S’aprí finalmente di nuovo l’uscio e mi si presentò un mastro di casa tutto trinato d’oro, il quale con molti inchini mi fece l’invito d’entrare. V’entrai, e salendo la scala chiesi a quella riverente persona che fosse l’incantesimo ch’io vedeva nel mio albergo.

— E lei non sa nulla? — rispose quell’uomo. — Il mio padrone patrizio Gasparo Bragadino, prevedendo che il di lui fratello sarebbe eletto patriarca, trovandosi ristretto di fabbricato per fare le consuete feste pubbliche, desiderò di unire con un ponticello di passaggio dalle finestre questa casa alla sua, per aver maggior agio. Tanto fu eseguito con la di lei permissione. Qui si fanno parte delle feste e si getta dalle finestre al popolo pane e danari. Lei non abbia però alcun dubbio che la stanza dov’Ella dorme non sia stata preservata e chiusa con diligenza. Venga meco, venga meco e vedrá.

Rimasi ancor piú attonito sentendomi dire d’una permissione che nessuno m’aveva chiesta e ch’io non aveva data. Non volli però far parole con un mastro di casa sopra ciò, e giunto nella sala restai abbagliato dalle gran cere che ardevano e stordito da’ servi e dalle maschere che facevano un gran girare e un gran bisbigliare. [p. 216 modifica]

Il romore che si faceva nella cucina m’attrasse a quella parte, e vidi un grandissimo fuoco a cui bollivano paiuoli, pignatte, tegami, e girava un lungo schidione di polli d’india, di pezzi di vitella e d’altro.

Il mastro di casa ceremonioso voleva pure ch’io vedessi la mia stanza, preservata chiusa con diligenza, e ch’entrassi in quella.

— Mi dica di grazia, mio signore — diss’io, — sino a qual ora dura questo tumulto?

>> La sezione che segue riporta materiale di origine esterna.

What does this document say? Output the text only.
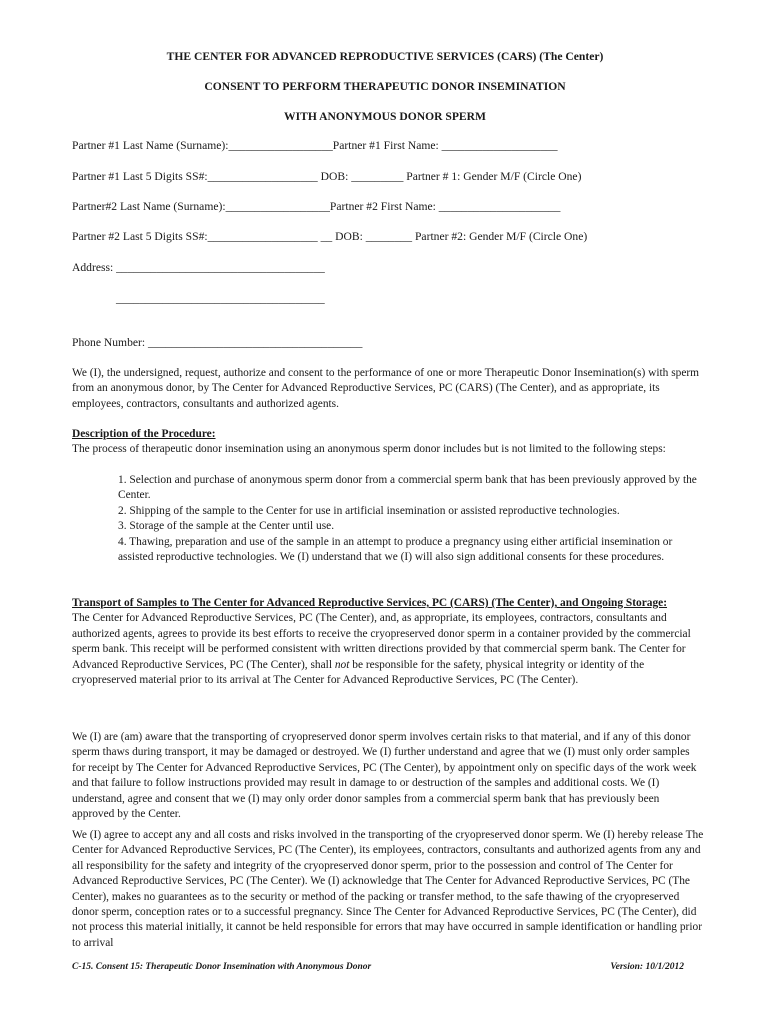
THE CENTER FOR ADVANCED REPRODUCTIVE SERVICES (CARS) (The Center)
CONSENT TO PERFORM THERAPEUTIC DONOR INSEMINATION
WITH ANONYMOUS DONOR SPERM
Partner #1 Last Name (Surname):__________________Partner #1 First Name: ____________________
Partner #1 Last 5 Digits SS#:___________________ DOB: _________ Partner # 1: Gender M/F (Circle One)
Partner#2 Last Name (Surname):__________________Partner #2 First Name: _____________________
Partner #2 Last 5 Digits SS#:___________________ __ DOB: ________ Partner #2: Gender M/F (Circle One)
Address: ____________________________________
____________________________________
Phone Number: _____________________________________

We (I), the undersigned, request, authorize and consent to the performance of one or more Therapeutic Donor Insemination(s) with sperm from an anonymous donor, by The Center for Advanced Reproductive Services, PC (CARS) (The Center), and as appropriate, its employees, contractors, consultants and authorized agents.

Description of the Procedure:
The process of therapeutic donor insemination using an anonymous sperm donor includes but is not limited to the following steps:
1. Selection and purchase of anonymous sperm donor from a commercial sperm bank that has been previously approved by the Center.
2. Shipping of the sample to the Center for use in artificial insemination or assisted reproductive technologies.
3. Storage of the sample at the Center until use.
4. Thawing, preparation and use of the sample in an attempt to produce a pregnancy using either artificial insemination or assisted reproductive technologies. We (I) understand that we (I) will also sign additional consents for these procedures.
Transport of Samples to The Center for Advanced Reproductive Services, PC (CARS) (The Center), and Ongoing Storage:
The Center for Advanced Reproductive Services, PC (The Center), and, as appropriate, its employees, contractors, consultants and authorized agents, agrees to provide its best efforts to receive the cryopreserved donor sperm in a container provided by the commercial sperm bank. This receipt will be performed consistent with written directions provided by that commercial sperm bank. The Center for Advanced Reproductive Services, PC (The Center), shall not be responsible for the safety, physical integrity or identity of the cryopreserved material prior to its arrival at The Center for Advanced Reproductive Services, PC (The Center).

We (I) are (am) aware that the transporting of cryopreserved donor sperm involves certain risks to that material, and if any of this donor sperm thaws during transport, it may be damaged or destroyed. We (I) further understand and agree that we (I) must only order samples for receipt by The Center for Advanced Reproductive Services, PC (The Center), by appointment only on specific days of the work week and that failure to follow instructions provided may result in damage to or destruction of the samples and additional costs. We (I) understand, agree and consent that we (I) may only order donor samples from a commercial sperm bank that has previously been approved by the Center.

We (I) agree to accept any and all costs and risks involved in the transporting of the cryopreserved donor sperm. We (I) hereby release The Center for Advanced Reproductive Services, PC (The Center), its employees, contractors, consultants and authorized agents from any and all responsibility for the safety and integrity of the cryopreserved donor sperm, prior to the possession and control of The Center for Advanced Reproductive Services, PC (The Center). We (I) acknowledge that The Center for Advanced Reproductive Services, PC (The Center), makes no guarantees as to the security or method of the packing or transfer method, to the safe thawing of the cryopreserved donor sperm, conception rates or to a successful pregnancy. Since The Center for Advanced Reproductive Services, PC (The Center), did not process this material initially, it cannot be held responsible for errors that may have occurred in sample identification or handling prior to arrival

C-15. Consent 15: Therapeutic Donor Insemination with Anonymous Donor	Version: 10/1/2012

— Ma veramente — rispose il mastro di casa, — per tre notti consecutive egli dura sino a giorno.

— Ho ben piacere — diss’io — d’aver avuta cosa al mondo ch’abbia potuto accomodare alla famiglia Bragadino. Ciò m’ha cagionato un onore. Riverisca le Eccellenze Loro. Vado in traccia tosto di trovarmi un alloggio per i tre giorni e le tre notti consecutive, avendo somma necessitá di riposo e di calma.

— Oibò! — rispose il mastro di casa. — Ella deve riposare nella sua casa e nella sua stanza serbata con tutta l’attenzione.

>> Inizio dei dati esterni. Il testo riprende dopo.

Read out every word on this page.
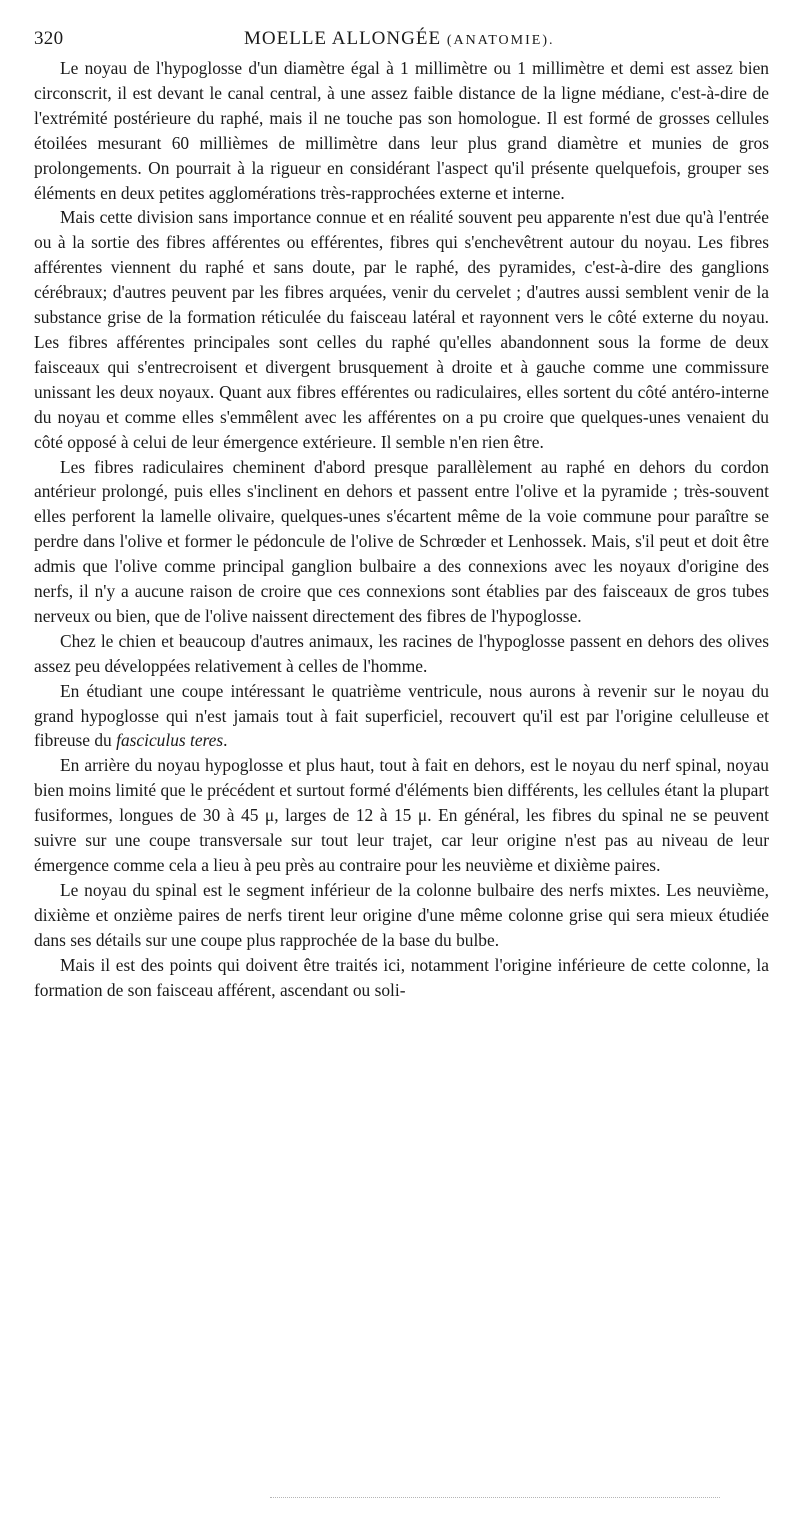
320	MOELLE ALLONGÉE (ANATOMIE).

Le noyau de l'hypoglosse d'un diamètre égal à 1 millimètre ou 1 millimètre et demi est assez bien circonscrit, il est devant le canal central, à une assez faible distance de la ligne médiane, c'est-à-dire de l'extrémité postérieure du raphé, mais il ne touche pas son homologue. Il est formé de grosses cellules étoilées mesurant 60 millièmes de millimètre dans leur plus grand diamètre et munies de gros prolongements. On pourrait à la rigueur en considérant l'aspect qu'il présente quelquefois, grouper ses éléments en deux petites agglomérations très-rapprochées externe et interne.

Mais cette division sans importance connue et en réalité souvent peu apparente n'est due qu'à l'entrée ou à la sortie des fibres afférentes ou efférentes, fibres qui s'enchevêtrent autour du noyau. Les fibres afférentes viennent du raphé et sans doute, par le raphé, des pyramides, c'est-à-dire des ganglions cérébraux; d'autres peuvent par les fibres arquées, venir du cervelet ; d'autres aussi semblent venir de la substance grise de la formation réticulée du faisceau latéral et rayonnent vers le côté externe du noyau. Les fibres afférentes principales sont celles du raphé qu'elles abandonnent sous la forme de deux faisceaux qui s'entrecroisent et divergent brusquement à droite et à gauche comme une commissure unissant les deux noyaux. Quant aux fibres efférentes ou radiculaires, elles sortent du côté antéro-interne du noyau et comme elles s'emmêlent avec les afférentes on a pu croire que quelques-unes venaient du côté opposé à celui de leur émergence extérieure. Il semble n'en rien être.

Les fibres radiculaires cheminent d'abord presque parallèlement au raphé en dehors du cordon antérieur prolongé, puis elles s'inclinent en dehors et passent entre l'olive et la pyramide ; très-souvent elles perforent la lamelle olivaire, quelques-unes s'écartent même de la voie commune pour paraître se perdre dans l'olive et former le pédoncule de l'olive de Schrœder et Lenhossek. Mais, s'il peut et doit être admis que l'olive comme principal ganglion bulbaire a des connexions avec les noyaux d'origine des nerfs, il n'y a aucune raison de croire que ces connexions sont établies par des faisceaux de gros tubes nerveux ou bien, que de l'olive naissent directement des fibres de l'hypoglosse.

Chez le chien et beaucoup d'autres animaux, les racines de l'hypoglosse passent en dehors des olives assez peu développées relativement à celles de l'homme.

En étudiant une coupe intéressant le quatrième ventricule, nous aurons à revenir sur le noyau du grand hypoglosse qui n'est jamais tout à fait superficiel, recouvert qu'il est par l'origine celulleuse et fibreuse du fasciculus teres.

En arrière du noyau hypoglosse et plus haut, tout à fait en dehors, est le noyau du nerf spinal, noyau bien moins limité que le précédent et surtout formé d'éléments bien différents, les cellules étant la plupart fusiformes, longues de 30 à 45 μ, larges de 12 à 15 μ. En général, les fibres du spinal ne se peuvent suivre sur une coupe transversale sur tout leur trajet, car leur origine n'est pas au niveau de leur émergence comme cela a lieu à peu près au contraire pour les neuvième et dixième paires.

Le noyau du spinal est le segment inférieur de la colonne bulbaire des nerfs mixtes. Les neuvième, dixième et onzième paires de nerfs tirent leur origine d'une même colonne grise qui sera mieux étudiée dans ses détails sur une coupe plus rapprochée de la base du bulbe.

Mais il est des points qui doivent être traités ici, notamment l'origine inférieure de cette colonne, la formation de son faisceau afférent, ascendant ou soli-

— No no, certamente — diss’io. — La ringrazio della cortese sua diligenza. Come mai vorrebb’Ella ch’io dormissi con questo fracasso? Il mio sonno è alquanto sottile.

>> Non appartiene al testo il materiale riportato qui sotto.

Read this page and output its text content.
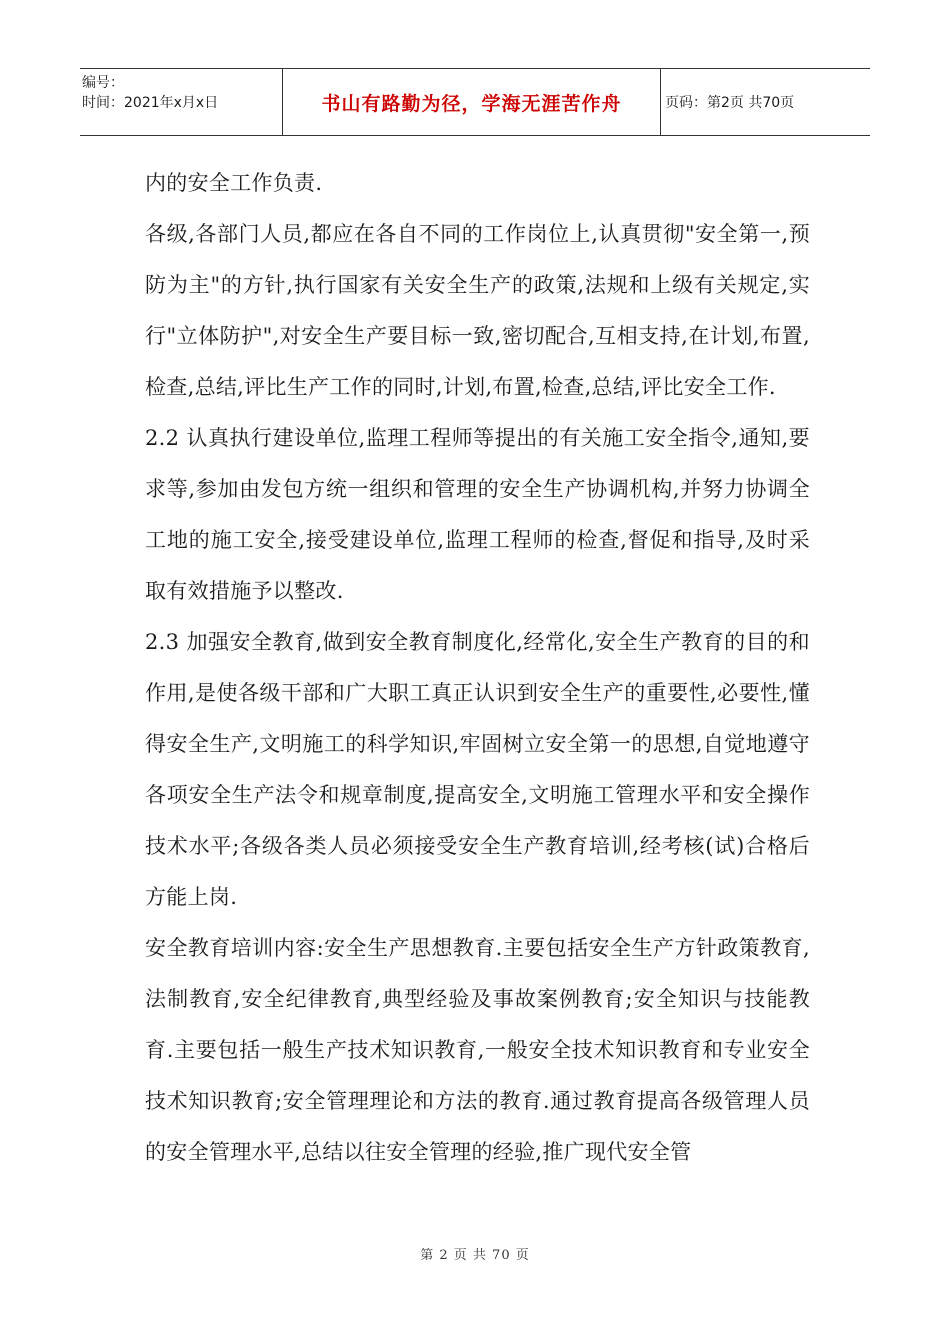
编号：
时间：2021年x月x日	书山有路勤为径，学海无涯苦作舟	页码：第2页 共70页

内的安全工作负责.

各级,各部门人员,都应在各自不同的工作岗位上,认真贯彻"安全第一,预防为主"的方针,执行国家有关安全生产的政策,法规和上级有关规定,实行"立体防护",对安全生产要目标一致,密切配合,互相支持,在计划,布置,检查,总结,评比生产工作的同时,计划,布置,检查,总结,评比安全工作.

2.2 认真执行建设单位,监理工程师等提出的有关施工安全指令,通知,要求等,参加由发包方统一组织和管理的安全生产协调机构,并努力协调全工地的施工安全,接受建设单位,监理工程师的检查,督促和指导,及时采取有效措施予以整改.

2.3 加强安全教育,做到安全教育制度化,经常化,安全生产教育的目的和作用,是使各级干部和广大职工真正认识到安全生产的重要性,必要性,懂得安全生产,文明施工的科学知识,牢固树立安全第一的思想,自觉地遵守各项安全生产法令和规章制度,提高安全,文明施工管理水平和安全操作技术水平;各级各类人员必须接受安全生产教育培训,经考核(试)合格后方能上岗.

安全教育培训内容:安全生产思想教育.主要包括安全生产方针政策教育,法制教育,安全纪律教育,典型经验及事故案例教育;安全知识与技能教育.主要包括一般生产技术知识教育,一般安全技术知识教育和专业安全技术知识教育;安全管理理论和方法的教育.通过教育提高各级管理人员的安全管理水平,总结以往安全管理的经验,推广现代安全管

第 2 页 共 70 页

Ordinai al facchino ed al servo che mi seguissero, e passai ad abitare pazientemente per i tre giorni e le tre notti consecutive in una locanda.

Alleggerito dalla stanchezza la notte, volli andare a congratularmi col cavaliere Bragadino dell’esaltazione al patriarcato del di lui fratello.

Quel cavaliere m’accolse con somma affabilitá. Si mostrò amareggiato per quanto aveva inteso dal suo mastro di casa. Mi narrò con una candidissima ingenuitá che il patrizio conte Ignazio Barziza lo aveva assicurato d’aver spedito un messo con una lettera a me nel Friuli, chiedendomi licenza di valersi del mio albergo per le feste del patriarca, e ch’io gli aveva colla mia risposta dato ampiamente l’assenso.

Gli risposi che in vero non aveva veduto né messi né lettere, ma ch’egli m’aveva fatto un sommo piacere a valersi della mia povera casa; ch’io desiderava maggiori esaltazioni alla di lui [p. 217 modifica]famiglia, e che se ciò avvenisse, senza cercare il mezzo del patrizio conte Ignazio Barziza, facesse spalancare le porte e le finestre e si valesse liberamente dell’albergo mio.

Comunque sia stata quella faccenda, ella m’ha fruttato la pregiabile benevolenza del patrizio Bragadino, m’ha fatto albergare tre giorni e tre notti in una locanda e m’ha dato argomento di narrare uno de’ miei innumerabili contrattempi.